Recording Direction

What to do?

We have seen that there are a number of aspects of sound that we use to determine its direction, so this should tell us what we need to reproduce to enable a listener to to get the same experience - right?

Sorry - it's not as simple as that. Let us start by considering two idealised situations:

We record the sound entering each ear canal, and play it back into the ear canals of the listener. At first this might seem ideal; but it has some obvious flaws:
- There is no way to introduce the effect of head movement.
- It has been found that pinna effects are quite strongly individualised, as we all have slightly different pinnae and have learnt the effects of our own.
We record the "sound field" within an area sufficient to enclose the head, and then reproduce this around the head of the listener - head movement is now allowed (within the defined volume) and timing, volume and tonal effects should be correctly generated by the listener's own head. However, this again is not practical:
- Collecting sufficient information about the sound field within a finite volume (as opposed to at a point) is not physically practical.
- We have no means to reproduce the sound field.
- We have not taken account of the interference to the sound field by the listener's head.
- We have not taken account of the ambience of the reproducing venue, which will be part of what is heard even though it is not part of what we wish to reproduce.

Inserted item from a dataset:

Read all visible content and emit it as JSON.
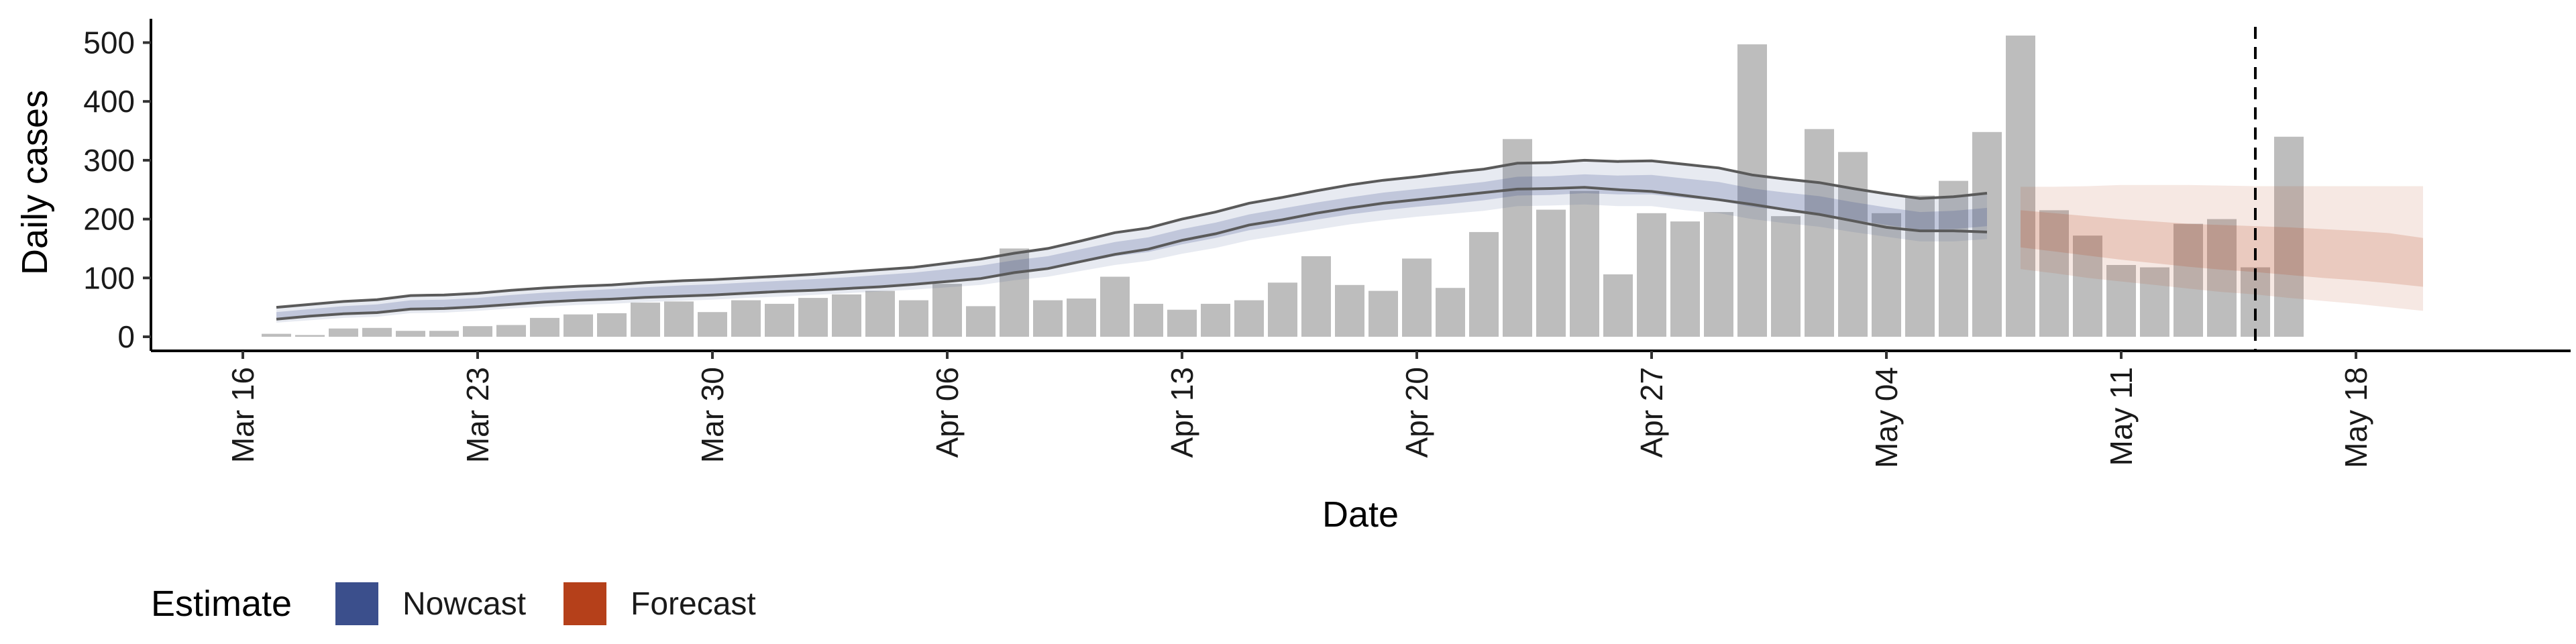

Neither of these gives us a real solution, so what can we do?

Approaching the ideal - Binaural

The technique of recording the sound entering the ears, and playing it back, is approximated by "binaural" techniques. The recording may use a dummy head, or even torso, of varying detail, or may use the recordist's own head. The recordist may move while recording, but dummy heads are generally kept stationary. The listener uses headphones.

Remarkable realism can be achieved in this way; but it is limited by the restriction on head movement, the enclosing effect of headphones, and the limitations of the differences between the tonal effects generated by the recording setup and the listener's own body. The lucky listener will get a good match and impressive realism, but others - probably the majority - will fail to get a really good impression.

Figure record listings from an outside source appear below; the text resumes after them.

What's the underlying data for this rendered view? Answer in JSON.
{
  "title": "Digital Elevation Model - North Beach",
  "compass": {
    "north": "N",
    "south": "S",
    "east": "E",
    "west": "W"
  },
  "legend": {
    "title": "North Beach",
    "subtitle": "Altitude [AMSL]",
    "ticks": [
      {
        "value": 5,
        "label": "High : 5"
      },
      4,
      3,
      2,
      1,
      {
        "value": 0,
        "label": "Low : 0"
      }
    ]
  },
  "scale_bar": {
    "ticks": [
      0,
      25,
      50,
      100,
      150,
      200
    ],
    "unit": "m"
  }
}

Approaching the ideal - Ambisonics

Ambisonics is a technique that describes the three-dimensional sound field at a point, and defines the means to reproduce that sound field at a point within a matrix of loudspeakers. For my purposes, the source of the description of the sound field is a "soundfield microphone", but others may wish to emphasise that synthetic sounds can also be generated in this format.

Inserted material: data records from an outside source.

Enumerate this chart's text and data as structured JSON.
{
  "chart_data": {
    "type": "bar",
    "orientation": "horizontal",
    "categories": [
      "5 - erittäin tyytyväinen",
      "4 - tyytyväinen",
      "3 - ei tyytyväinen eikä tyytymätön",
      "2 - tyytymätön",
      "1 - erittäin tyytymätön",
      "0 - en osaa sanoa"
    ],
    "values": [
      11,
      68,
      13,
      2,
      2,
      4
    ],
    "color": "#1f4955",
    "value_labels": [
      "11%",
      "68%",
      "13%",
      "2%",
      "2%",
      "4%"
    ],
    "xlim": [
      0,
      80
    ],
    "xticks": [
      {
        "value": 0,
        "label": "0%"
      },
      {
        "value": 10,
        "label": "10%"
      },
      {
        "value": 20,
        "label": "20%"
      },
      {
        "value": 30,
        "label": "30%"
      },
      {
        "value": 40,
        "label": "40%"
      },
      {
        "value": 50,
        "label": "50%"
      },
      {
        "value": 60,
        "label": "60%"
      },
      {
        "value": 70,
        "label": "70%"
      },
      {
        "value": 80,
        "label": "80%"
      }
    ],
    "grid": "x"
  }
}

The problem with this technique is that it is only defined at a point, which is not sufficient for a listener to gain a fully convincing experience. However, the more detailed the description of the sound field at the single point, the more closely the reproduction at surrounding points will approximate the correct value. In real life, the simplest ambisonic technique ("first order") can be remarkably effective, but as with binaural techniques, not all will agree. Higher order versions which use more channels are harder to work with, but they can give a larger "sweet spot"; increasing computer power is enabling them to approach practicality.

Some work has also been done using an ambisonic source to generate binaural signals for headphones. As a refinement, head-tracking has been used, in which the decode from B-format to binaural is rotated appropriately, in real time, as the head is turned.

Compromise - Mono, Stereo and Surround

In real life, the practicalities of introducing loudspeakers into domestic spaces, and the number of channels of audio signal that have been practical to handle, have together determined the dominant means of reproduction in general use. So recording techniques have had to be constructed to make the best use of the available deployed technology.

Mono is the use of a single channel, generally, though not always, reproduced from a single loudspeaker. Because the ear is missing useful cues relating to direction, the sound can be confused, and so techniques of mixing the sound from different microphones were developed to help generate improve clarity.
Stereo is the use of two channels, reproduced from two spaced speakers in front of the listener. Many different microphone arrangements are used, often trying to record cues that will be confused by reproduction over speakers which can be heard by both ears. Because stereo is still dominant, some stereo recording techniques are described in more detail.
Surround is the use of more channels (typically six) to add generalised ambience to a stereo signal. Only rarely is there any attempt to reproduce a true ambience rather than merely hinting at it, and there is no attempt to go outside the horizontal plane. Surround techniques are at present dominated by the supposed requirements of film theatre rather than sound reproduction for its own sake; in case this seems dismissive, it is worth remembering that this was also the motivation for Blumlein's early experiments in stereo.